The capacity of moving water to mobilize sediment has relevance to watersheds, lakes, rivers, and coastal estuaries because of the implications to water quality, aquatic habitat, public safety, and human health. Sediment entrainment in non-tidal stream delta areas can influence estuary water clarity conditions and contribute to loadings of pollutants adorbed to particles or released from interstitial water in bed sediments. Previous research and observations have indicated that problematic concentrations of bacteria in non-tidal and tidal waters can be associated with sediment entrainment and transport dynamics. The sediment associated bacteria is of interest to coastal managers because the source may be one of the factors driving shellfish harvest closures due to detection of contamination in some estuaries along the Maine coast. Quantification of sediment entrainment and transport in confluence areas where non-tidal streams outflow into estuaries is particularly challenging because of shifting boundary conditions related to stream inflow responses to precipitation runoff events and semidiurnal tidal fluctuations. The related research summarized here responds to the interest in quantification of conditions conducive to sediment entrainment in estuary tributary deltas that appear as submerged backwater conditions at high tide and flowing stream channels during mid- and low tide time periods. The study location is the confluence of Crippens Brook with the Jordan River estuary in Trenton, Maine.
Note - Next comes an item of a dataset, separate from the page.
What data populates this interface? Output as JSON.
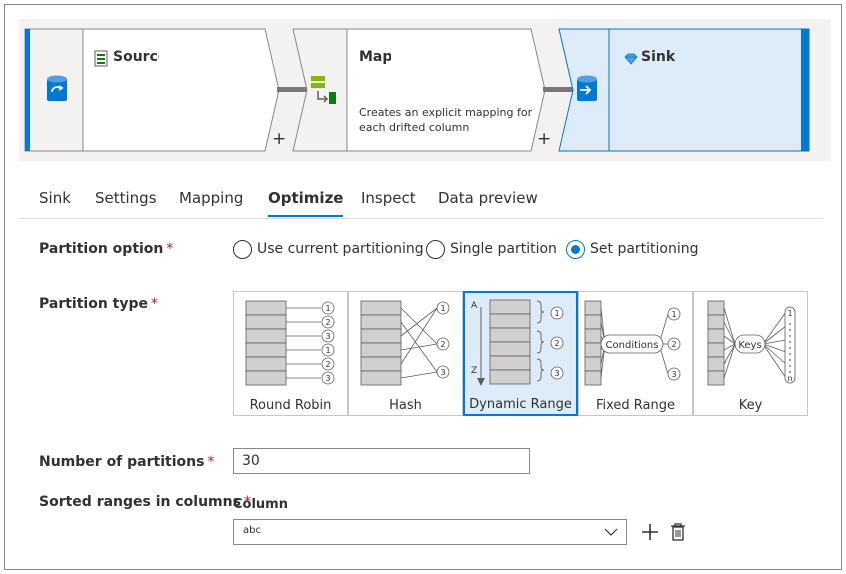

Conditions when relatively high vulnerability to entrainment exist are estimated based on time series of stream inflow and tide conditions combined with hydraulic evaluations using delta sediment grain size and topography measurements. The frequency that entrainment event conditions occur are estimated based on watershed runoff simulations using extended precipitation and tide time series data at hourly time steps. The presented work helps fill a knowledge gap in the understanding of sediment dynamics in estuary tributary deltas potentially linked to bacteria contamination problems affecting shellfishing areas in Maine estuaries.